The chairman of Kimberly-Clark, Wayne Sanders, said that 12 of the company's plants would be closed worldwide and that the company expected to take a $1.4bn restructuring charge in the fourth quarter of this year.

The lay-offs, which represent 10 per cent of the combined workforces of Kimberly-Clark and Scott, are partly prompted by agreements reached with regulators to divest certain brand names and product lines to avoid breaching monopoly requirements. They include Baby Fresh baby wipes.

The company indicated that some of the plants slated for closure would be in Europe. However, it said that these plants would not be identified until final agreement was reached with the European Commission on a proposal to license the production of Kleenex bathroom tissue in the UK and Ireland.

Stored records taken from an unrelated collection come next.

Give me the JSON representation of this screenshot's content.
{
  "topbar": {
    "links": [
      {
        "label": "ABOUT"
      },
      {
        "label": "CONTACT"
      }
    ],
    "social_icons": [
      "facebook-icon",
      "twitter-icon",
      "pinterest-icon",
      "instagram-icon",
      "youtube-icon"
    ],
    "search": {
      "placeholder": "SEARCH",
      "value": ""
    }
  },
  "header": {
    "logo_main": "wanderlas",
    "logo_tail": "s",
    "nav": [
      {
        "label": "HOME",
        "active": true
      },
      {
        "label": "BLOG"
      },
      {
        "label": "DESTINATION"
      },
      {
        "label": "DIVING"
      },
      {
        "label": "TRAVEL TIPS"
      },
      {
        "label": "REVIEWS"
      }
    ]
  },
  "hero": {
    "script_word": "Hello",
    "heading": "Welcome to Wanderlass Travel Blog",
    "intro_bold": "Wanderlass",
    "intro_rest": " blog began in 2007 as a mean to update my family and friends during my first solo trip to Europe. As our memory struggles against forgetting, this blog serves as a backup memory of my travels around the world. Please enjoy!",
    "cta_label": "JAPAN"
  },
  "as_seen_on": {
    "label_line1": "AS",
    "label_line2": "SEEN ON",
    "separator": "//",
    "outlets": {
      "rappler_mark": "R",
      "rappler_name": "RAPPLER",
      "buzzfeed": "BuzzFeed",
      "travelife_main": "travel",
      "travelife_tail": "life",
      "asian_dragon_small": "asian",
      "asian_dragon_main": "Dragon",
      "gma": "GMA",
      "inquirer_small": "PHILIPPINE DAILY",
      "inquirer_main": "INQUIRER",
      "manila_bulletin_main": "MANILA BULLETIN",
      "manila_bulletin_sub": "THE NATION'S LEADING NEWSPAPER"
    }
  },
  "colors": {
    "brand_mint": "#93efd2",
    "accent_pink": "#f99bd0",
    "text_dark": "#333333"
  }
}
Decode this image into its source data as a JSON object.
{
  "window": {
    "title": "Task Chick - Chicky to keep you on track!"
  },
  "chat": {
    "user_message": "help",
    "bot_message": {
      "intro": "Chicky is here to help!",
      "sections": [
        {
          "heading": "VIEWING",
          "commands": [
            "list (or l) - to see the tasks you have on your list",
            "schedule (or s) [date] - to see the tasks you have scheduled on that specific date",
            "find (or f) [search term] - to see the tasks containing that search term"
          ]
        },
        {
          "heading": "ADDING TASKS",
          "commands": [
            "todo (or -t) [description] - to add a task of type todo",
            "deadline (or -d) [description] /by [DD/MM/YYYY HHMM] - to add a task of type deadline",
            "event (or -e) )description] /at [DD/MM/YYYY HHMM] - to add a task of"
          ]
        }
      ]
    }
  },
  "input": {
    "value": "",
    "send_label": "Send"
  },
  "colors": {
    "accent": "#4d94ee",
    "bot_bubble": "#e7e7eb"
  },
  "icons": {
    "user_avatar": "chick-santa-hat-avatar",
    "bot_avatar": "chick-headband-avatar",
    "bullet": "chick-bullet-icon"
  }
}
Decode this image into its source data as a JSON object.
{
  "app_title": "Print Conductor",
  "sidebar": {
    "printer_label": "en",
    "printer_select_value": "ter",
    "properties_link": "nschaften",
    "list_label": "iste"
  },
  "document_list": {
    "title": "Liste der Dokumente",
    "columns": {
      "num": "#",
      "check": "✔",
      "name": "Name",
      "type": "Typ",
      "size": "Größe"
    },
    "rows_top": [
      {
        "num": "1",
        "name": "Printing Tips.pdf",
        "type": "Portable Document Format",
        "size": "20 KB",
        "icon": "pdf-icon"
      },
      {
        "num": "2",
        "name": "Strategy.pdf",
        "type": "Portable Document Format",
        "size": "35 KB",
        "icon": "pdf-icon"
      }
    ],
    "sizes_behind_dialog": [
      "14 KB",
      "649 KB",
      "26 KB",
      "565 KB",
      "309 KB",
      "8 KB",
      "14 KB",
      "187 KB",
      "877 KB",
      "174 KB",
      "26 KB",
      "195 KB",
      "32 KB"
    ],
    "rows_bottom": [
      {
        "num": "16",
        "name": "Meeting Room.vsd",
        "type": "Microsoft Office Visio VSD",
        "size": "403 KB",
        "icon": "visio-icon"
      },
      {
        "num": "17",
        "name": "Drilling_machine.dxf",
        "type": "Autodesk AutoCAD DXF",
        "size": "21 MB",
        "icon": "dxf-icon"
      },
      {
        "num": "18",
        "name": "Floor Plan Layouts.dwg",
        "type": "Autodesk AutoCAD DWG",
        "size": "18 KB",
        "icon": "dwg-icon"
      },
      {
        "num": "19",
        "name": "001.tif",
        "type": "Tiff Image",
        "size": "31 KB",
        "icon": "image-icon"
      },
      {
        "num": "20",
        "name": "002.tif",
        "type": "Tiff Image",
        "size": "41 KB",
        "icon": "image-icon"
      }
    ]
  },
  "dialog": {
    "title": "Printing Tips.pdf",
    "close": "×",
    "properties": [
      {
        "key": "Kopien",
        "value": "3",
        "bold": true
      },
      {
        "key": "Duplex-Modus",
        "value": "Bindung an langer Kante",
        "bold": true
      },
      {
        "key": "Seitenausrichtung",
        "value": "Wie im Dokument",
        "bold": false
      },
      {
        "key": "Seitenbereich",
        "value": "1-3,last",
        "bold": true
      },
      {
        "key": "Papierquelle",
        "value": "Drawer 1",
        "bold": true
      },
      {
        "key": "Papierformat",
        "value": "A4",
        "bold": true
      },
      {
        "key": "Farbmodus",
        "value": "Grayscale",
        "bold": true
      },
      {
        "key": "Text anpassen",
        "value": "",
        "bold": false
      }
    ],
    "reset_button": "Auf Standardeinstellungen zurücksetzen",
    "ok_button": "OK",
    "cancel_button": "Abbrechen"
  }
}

Together, Kimberly-Clark and Scott will be a behemoth in the consumer products sector, coming second in size in the US only to Procter & Gamble, with annual revenue expected to be about $12bn.

Its brand line will include Kleenex, Scott, Huggies, Kotex and Depend.

Of the jobs to be lost, slightly more than half will come from the plants that are to be closed.

On the fate of those plants, Mr Sanders told analysts: "We will make every effort to sell these as operating businesses." Pending the final EC decision, expected next month, Scott and Kleenex will continue to operate as separate companies in Europe, he added.

The Assistant US Attorney General, Anne Bigaman, meanwhile defended the Justice Department's insistence that Kimberly-Clark divest Baby Fresh and the other product lines before being given anti-trust clearance.

"Tissues and baby wipes are used by millions of American familes every day across the country. We can't allow a merger to proceed that could raise prices of these household necessities," she said.

Commenting on the company's plans for restructuring to analysts in New York, Mr Sanders said: "This integration plan will improve our competitiveness by creating economies of scale and leveraging company-wide synergies. In short, this plan is about maximising value for our customers and our shareholders".

Mr Sanders said that he expected the merger of the companies to produce savings of $400m annually by 1997, a year earlier than was originally envisaged.